ISTEA empowers highway opponents

For example, there was a long fight over a proposed I-84 Providence-Hartford interstate, which was resolved only when the EPA and the Council on Environmental Quality finally backed the citizens.

In my own town of North Providence, RI DOT proposed to speed traffic by straightening and widening Fruit Hill Avenue, eliminating all the old trees on this residential street. RI DOT traffic engineers thought only of the motorists, and not of the community living there. That no longer happens [under ISTEA].

Public participation also gives those without cars -- whether due to low incomes, disabilities, or a choice to live car-free -- an opportunity to be heard. Indeed the city of Providence reported to the TAC that 23 percent of the households in the city have no motor vehicles! Their interests need to be considered.

We have more flexibility on design standards. It has become routine to consider ways to scale down proposed projects to solve problems with minimum cost, and minimum destruction.

We are making a real start on fixing our highway infrastructure, especially the interstates and the bridges.

We are directing resources to revitalizing older business districts where people can walk instead of having to drive to carry out even the simplest errand.

We are developing the potential for a first class bicycle network. This is not a trivial issue when one considers bicycle tourism . . . Thanks to a CMAQ [ISTEA Congestion Mitigation and Air Quality Program] grant, bicycles may soon be carried by RIPTA buses, opening up new opportunities for commuting, recreation and tourism.

With a more level playing field, we have been able to maintain our transit system, which increased ridership substantially since ISTEA was passed. We have at least made a start on protecting Narragansett Bay from pollution due to runoff from the I-95 corridor.

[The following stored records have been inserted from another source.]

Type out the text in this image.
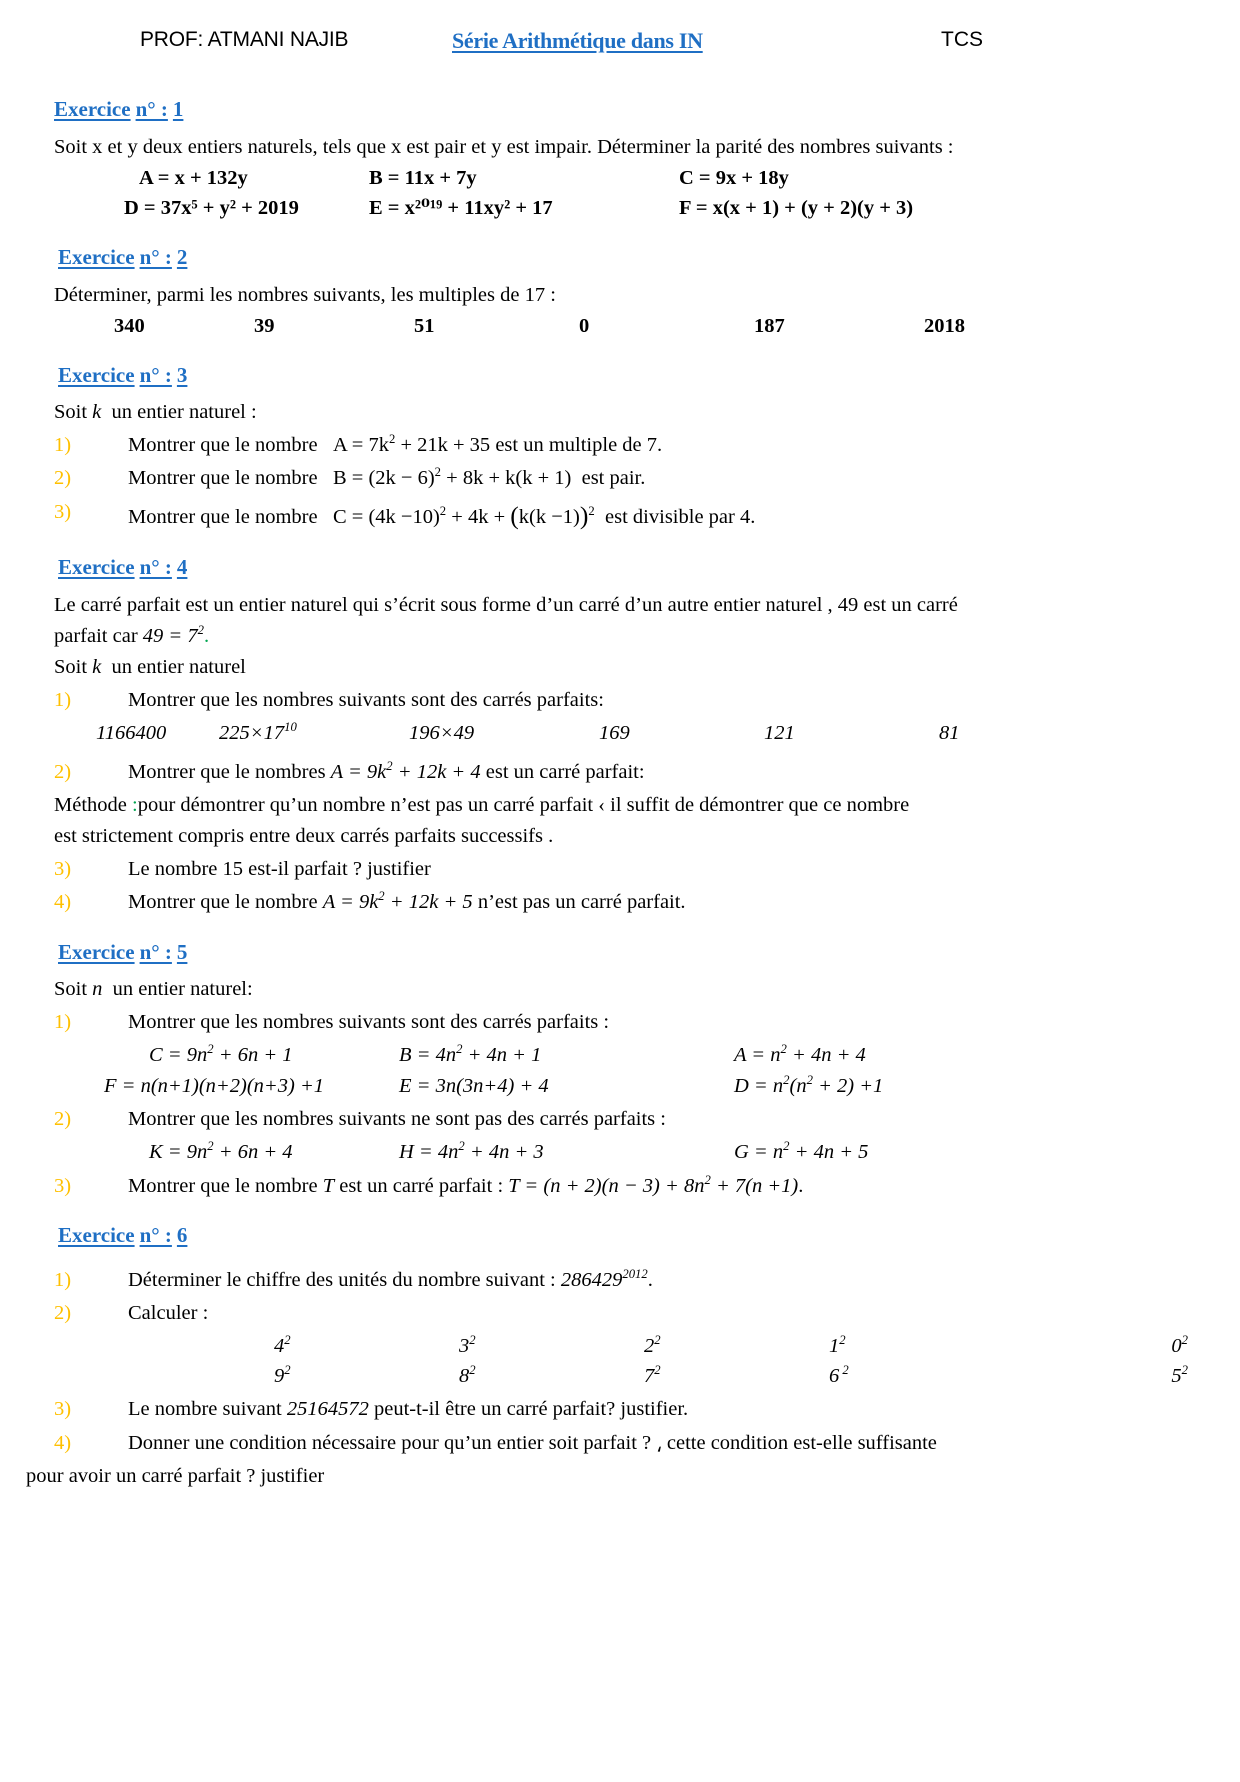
PROF: ATMANI NAJIB	Série Arithmétique dans IN	TCS
Exercice n° : 1

Soit x et y deux entiers naturels, tels que x est pair et y est impair. Déterminer la parité des nombres suivants :

A = x + 132y	B = 11x + 7y	C = 9x + 18y
D = 37x⁵ + y² + 2019	E = x²⁰¹⁹ + 11xy² + 17	F = x(x + 1) + (y + 2)(y + 3)
Exercice n° : 2

Déterminer, parmi les nombres suivants, les multiples de 17 :

340	39	51	0	187	2018
Exercice n° : 3

Soit k  un entier naturel :

1)	Montrer que le nombre   $A = 7k^2 + 21k + 35$ est un multiple de 7.
2)	Montrer que le nombre   $B = (2k - 6)^2 + 8k + k(k + 1)$  est pair.
3)	Montrer que le nombre   $C = (4k -10)^2 + 4k + (k(k -1))^2$  est divisible par 4.
Exercice n° : 4

Le carré parfait est un entier naturel qui s’écrit sous forme d’un carré d’un autre entier naturel , 49 est un carré

parfait car $49 = 7^2$.

Soit k  un entier naturel

1)	Montrer que les nombres suivants sont des carrés parfaits:
1166400	$225\times 17^{10}$	196×49	169	121	81
2)	Montrer que le nombres $A = 9k^2 + 12k + 4$ est un carré parfait:

Méthode :pour démontrer qu’un nombre n’est pas un carré parfait ‹ il suffit de démontrer que ce nombre

est strictement compris entre deux carrés parfaits successifs .

3)	Le nombre 15 est-il parfait ? justifier
4)	Montrer que le nombre $A = 9k^2 + 12k + 5$ n’est pas un carré parfait.
Exercice n° : 5

Soit n  un entier naturel:

1)	Montrer que les nombres suivants sont des carrés parfaits :
$C = 9n^2 + 6n + 1$	$B = 4n^2 + 4n + 1$	$A = n^2 + 4n + 4$
F = n(n+1)(n+2)(n+3) +1	E = 3n(3n+4) + 4	$D = n^2(n^2 + 2) +1$
2)	Montrer que les nombres suivants ne sont pas des carrés parfaits :
$K = 9n^2 + 6n + 4$	$H = 4n^2 + 4n + 3$	$G = n^2 + 4n + 5$
3)	Montrer que le nombre T est un carré parfait : $T = (n + 2)(n - 3) + 8n^2 + 7(n +1)$.
Exercice n° : 6
1)	Déterminer le chiffre des unités du nombre suivant : $286429^{2012}$.
2)	Calculer :
$4^2$	$3^2$	$2^2$	$1^2$	$0^2$
$9^2$	$8^2$	$7^2$	6 $^2$	$5^2$
3)	Le nombre suivant 25164572 peut-t-il être un carré parfait? justifier.
4)	Donner une condition nécessaire pour qu’un entier soit parfait ? ⸲ cette condition est-elle suffisante

pour avoir un carré parfait ? justifier
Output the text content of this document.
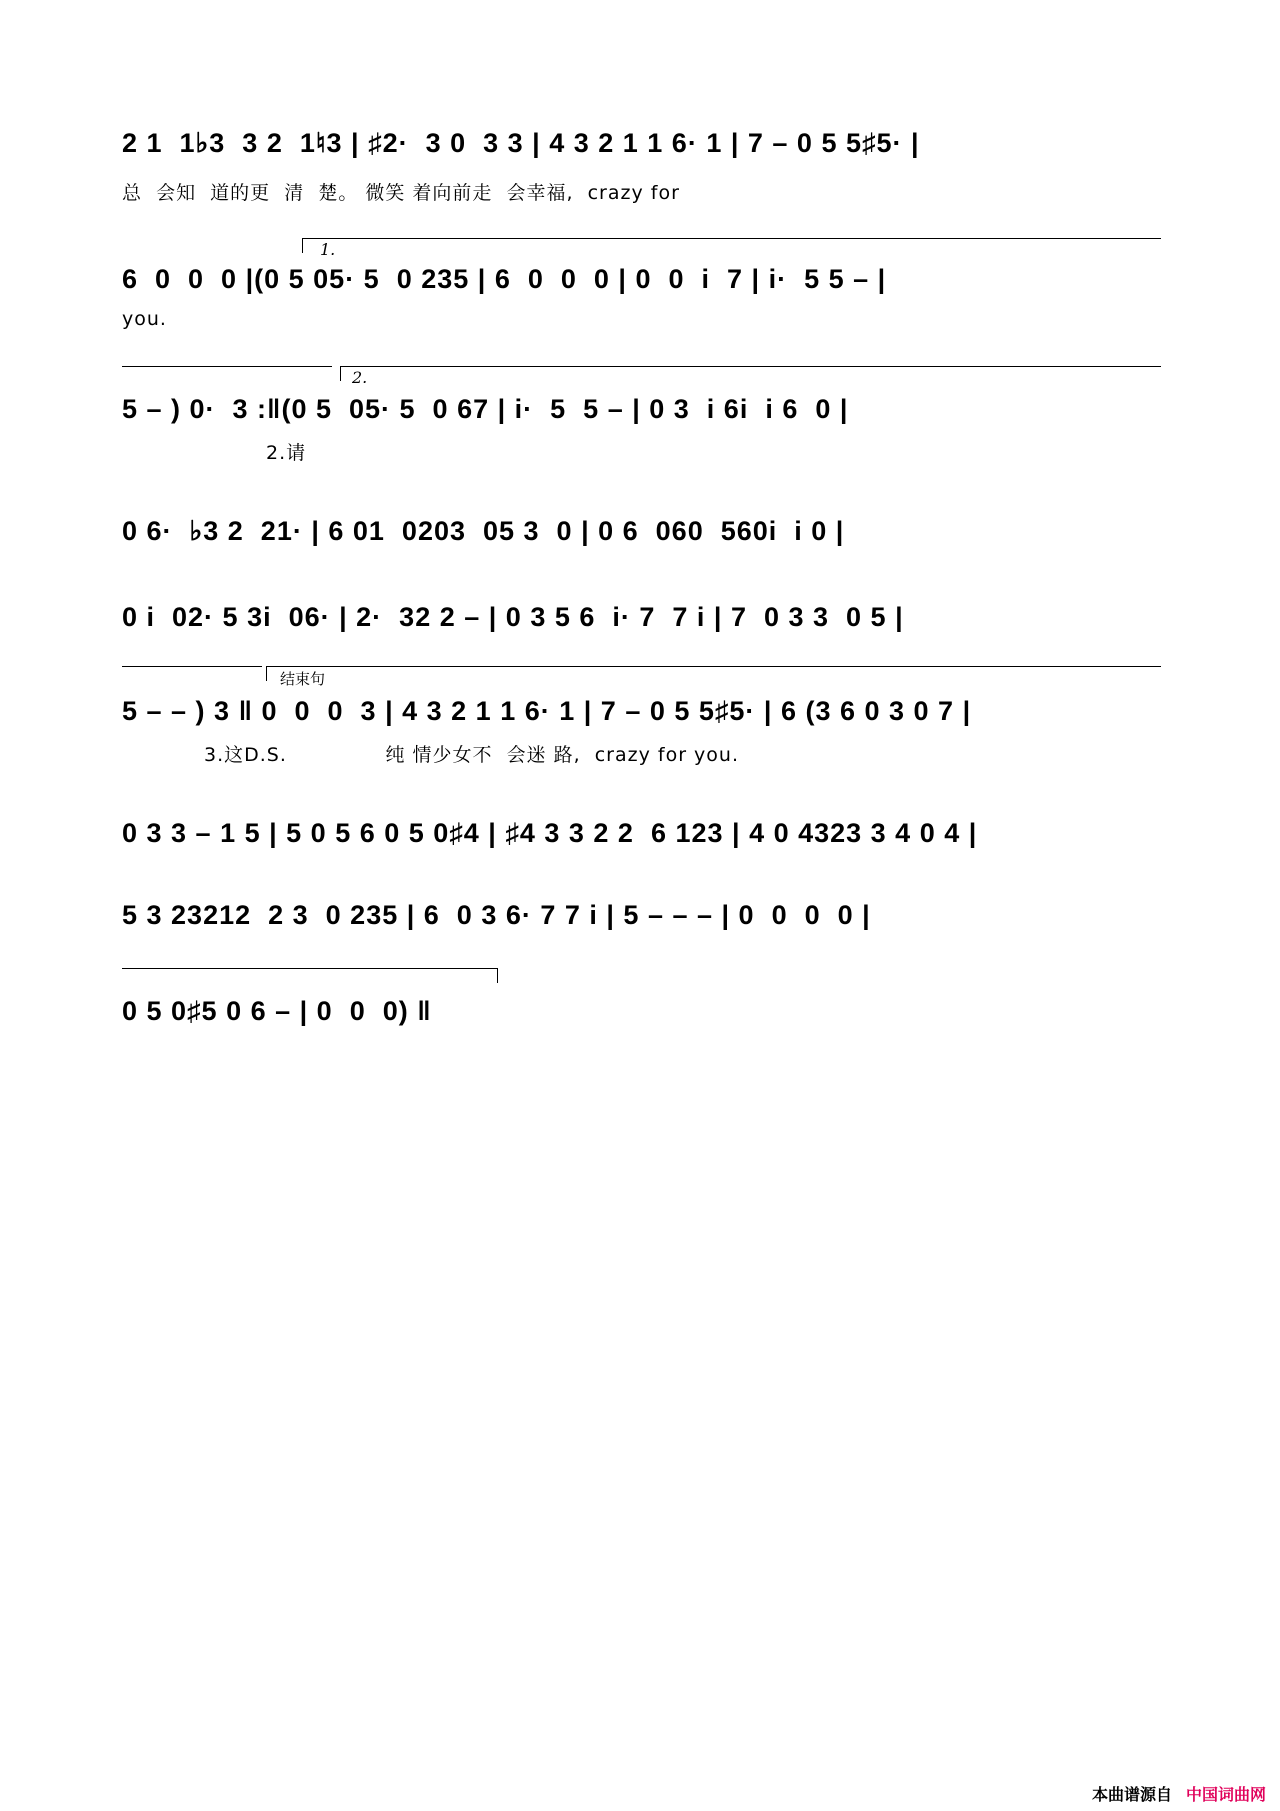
2 1  1♭3  3 2  1♮3 | ♯2·  3 0  3 3 | 4 3 2 1 1 6· 1 | 7 – 0 5 5♯5· |
总  会知  道的更  清  楚。 微笑 着向前走  会幸福,  crazy for
1.
6  0  0  0 |(0 5 05· 5  0 235 | 6  0  0  0 | 0  0  i  7 | i·  5 5 – |
you.
2.
5 – ) 0·  3 :‖(0 5  05· 5  0 67 | i·  5  5 – | 0 3  i 6i  i 6  0 |
2.请
0 6·  ♭3 2  21· | 6 01  0203  05 3  0 | 0 6  060  560i  i 0 |
0 i  02· 5 3i  06· | 2·  32 2 – | 0 3 5 6  i· 7  7 i | 7  0 3 3  0 5 |
结束句
5 – – ) 3 ‖ 0  0  0  3 | 4 3 2 1 1 6· 1 | 7 – 0 5 5♯5· | 6 (3 6 0 3 0 7 |
3.这D.S.              纯 情少女不  会迷 路,  crazy for you.
0 3 3 – 1 5 | 5 0 5 6 0 5 0♯4 | ♯4 3 3 2 2  6 123 | 4 0 4323 3 4 0 4 |
5 3 23212  2 3  0 235 | 6  0 3 6· 7 7 i | 5 – – – | 0  0  0  0 |
0 5 0♯5 0 6 – | 0  0  0) ‖
本曲谱源自 中国词曲网
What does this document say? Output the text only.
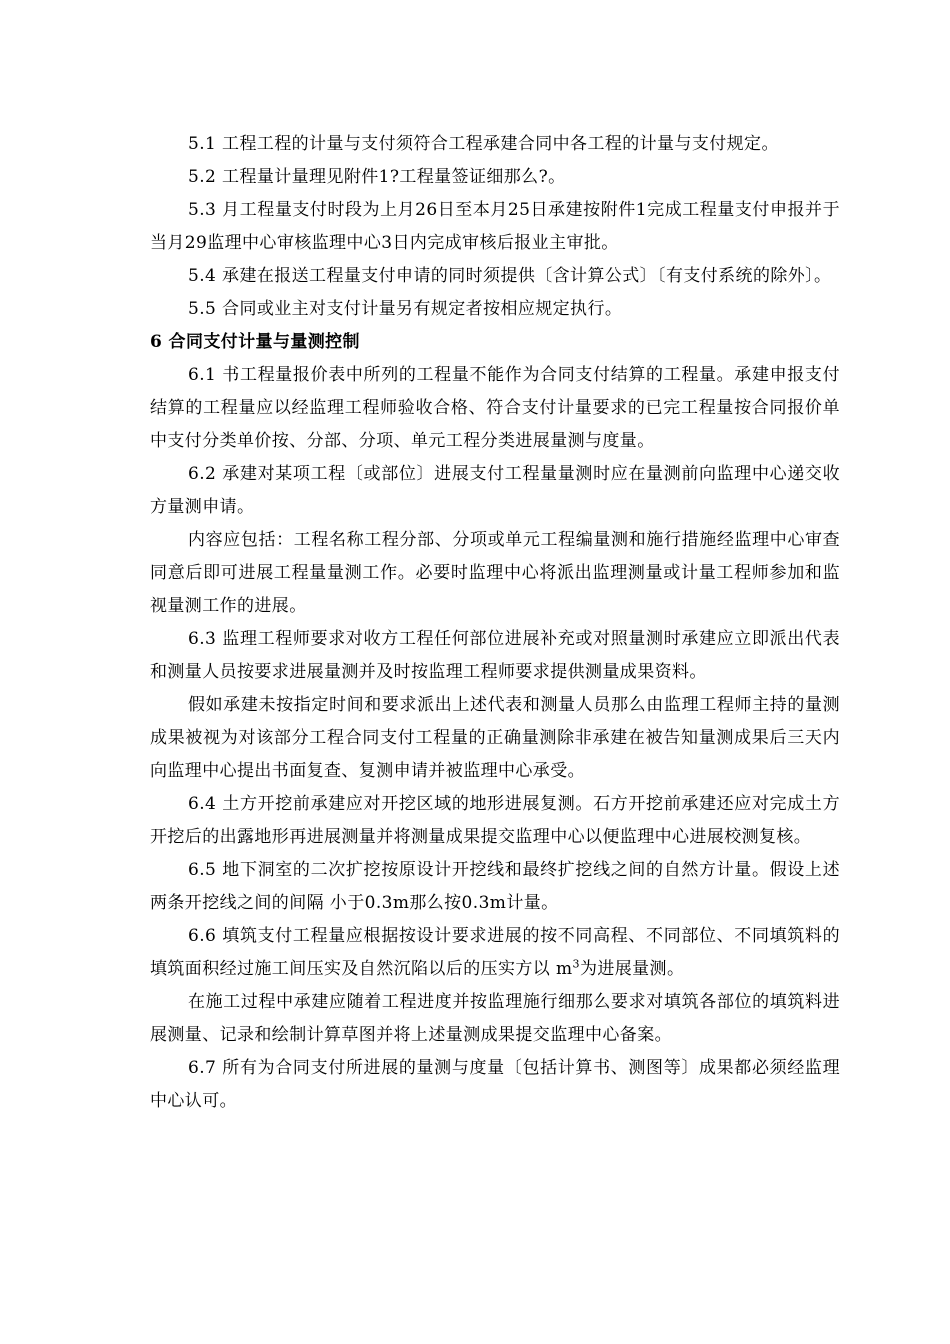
5.1 工程工程的计量与支付须符合工程承建合同中各工程的计量与支付规定。

5.2 工程量计量理见附件1?工程量签证细那么?。

5.3 月工程量支付时段为上月26日至本月25日承建按附件1完成工程量支付申报并于当月29监理中心审核监理中心3日内完成审核后报业主审批。

5.4 承建在报送工程量支付申请的同时须提供〔含计算公式〕〔有支付系统的除外〕。

5.5 合同或业主对支付计量另有规定者按相应规定执行。

6 合同支付计量与量测控制

6.1 书工程量报价表中所列的工程量不能作为合同支付结算的工程量。承建申报支付结算的工程量应以经监理工程师验收合格、符合支付计量要求的已完工程量按合同报价单中支付分类单价按、分部、分项、单元工程分类进展量测与度量。

6.2 承建对某项工程〔或部位〕进展支付工程量量测时应在量测前向监理中心递交收方量测申请。

内容应包括：工程名称工程分部、分项或单元工程编量测和施行措施经监理中心审查同意后即可进展工程量量测工作。必要时监理中心将派出监理测量或计量工程师参加和监视量测工作的进展。

6.3 监理工程师要求对收方工程任何部位进展补充或对照量测时承建应立即派出代表和测量人员按要求进展量测并及时按监理工程师要求提供测量成果资料。

假如承建未按指定时间和要求派出上述代表和测量人员那么由监理工程师主持的量测成果被视为对该部分工程合同支付工程量的正确量测除非承建在被告知量测成果后三天内向监理中心提出书面复查、复测申请并被监理中心承受。

6.4 土方开挖前承建应对开挖区域的地形进展复测。石方开挖前承建还应对完成土方开挖后的出露地形再进展测量并将测量成果提交监理中心以便监理中心进展校测复核。

6.5 地下洞室的二次扩挖按原设计开挖线和最终扩挖线之间的自然方计量。假设上述两条开挖线之间的间隔 小于0.3m那么按0.3m计量。

6.6 填筑支付工程量应根据按设计要求进展的按不同高程、不同部位、不同填筑料的填筑面积经过施工间压实及自然沉陷以后的压实方以 $m^3$为进展量测。

在施工过程中承建应随着工程进度并按监理施行细那么要求对填筑各部位的填筑料进展测量、记录和绘制计算草图并将上述量测成果提交监理中心备案。

6.7 所有为合同支付所进展的量测与度量〔包括计算书、测图等〕成果都必须经监理中心认可。
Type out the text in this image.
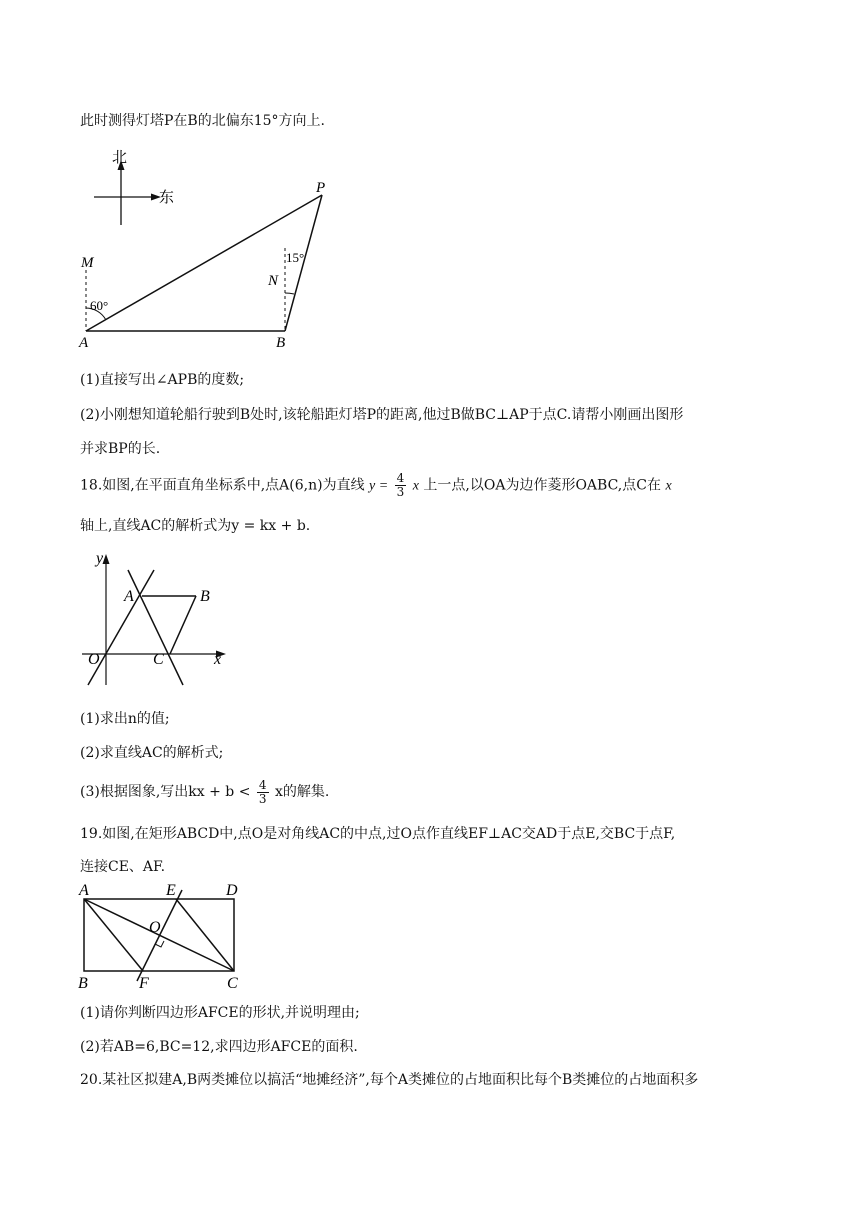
此时测得灯塔P在B的北偏东15°方向上.
北
东
P
M
N
A	B
60°
15°
(1)直接写出∠APB的度数;
(2)小刚想知道轮船行驶到B处时,该轮船距灯塔P的距离,他过B做BC⊥AP于点C.请帮小刚画出图形
并求BP的长.
18.如图,在平面直角坐标系中,点A(6,n)为直线 $y = \frac{4}{3}$ x 上一点,以OA为边作菱形OABC,点C在 x
轴上,直线AC的解析式为y = kx + b.
y
x
O
A	B
C
(1)求出n的值;
(2)求直线AC的解析式;
(3)根据图象,写出kx + $b < \frac{4}{3}$ x的解集.
19.如图,在矩形ABCD中,点O是对角线AC的中点,过O点作直线EF⊥AC交AD于点E,交BC于点F,
连接CE、AF.
A	E	D
O
B	F	C
(1)请你判断四边形AFCE的形状,并说明理由;
(2)若AB=6,BC=12,求四边形AFCE的面积.
20.某社区拟建A,B两类摊位以搞活“地摊经济”,每个A类摊位的占地面积比每个B类摊位的占地面积多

We must overcome any opposition to funding CMAQ and [ISTEA Transportation] Enhancements. I strongly commend President Clinton and our own Sen. John Chafee for their leadership in recognizing the importance [of] those programs . . . We are disappointed that many of the enhancement projects have not been implemented more rapidly. It would be helpful if Congress would find a way to cut the red tape and administrative overhead on small enhancement projects that can be administered by local governments.

We need to expand the flexibility of the Surface Transportation Program to include rail. It is ironic that federal policy allows use of ISTEA funds for relatively) local commuter rail projects, but not for our intercity rail system, even if a state thinks that is the best way to solve a transportation problem.

To help keep and improve our national passenger rail system we support dedication of 1/2 cent of the federal gas tax for a Rail Trust Fund to be used for Amtrak capital improvement as a most reasonable way to do this. Motorists too will benefit, from improved environmental quality, reduced congestion, and more choice as to travel modes.

Freight rail too has environmental benefits so it too should be eligible for ISTEA funding. We need to reverse the years of neglect that has hurt our New England freight rail system in order to maximize our chance for environmentally responsible economic development.

While we would prefer to see [mass transit] operating assistance continue, if not it is essential that language be found to make maintenance and protection of the buses that federal grants help buy be eligible for capital funding.

Also, our experience here is that more must be done to level the playing field between transit and auto commuting. Congress should equalize the tax-free benefits of parking and transit, and develop at least voluntary programs to encourage "parking cashout" and alternative transportation. Congress should consider putting the power of the market to work by developing funding formulas that reward states and localities that successfully grow transit ridership and/or reduce per capita vehicle miles traveled.

I urge Congress to do its part to keep this all going by renewing a strong ISTEA along its principles of environmental protection, maintenance of the infrastructure, community revitalization, flexibility, and public participation.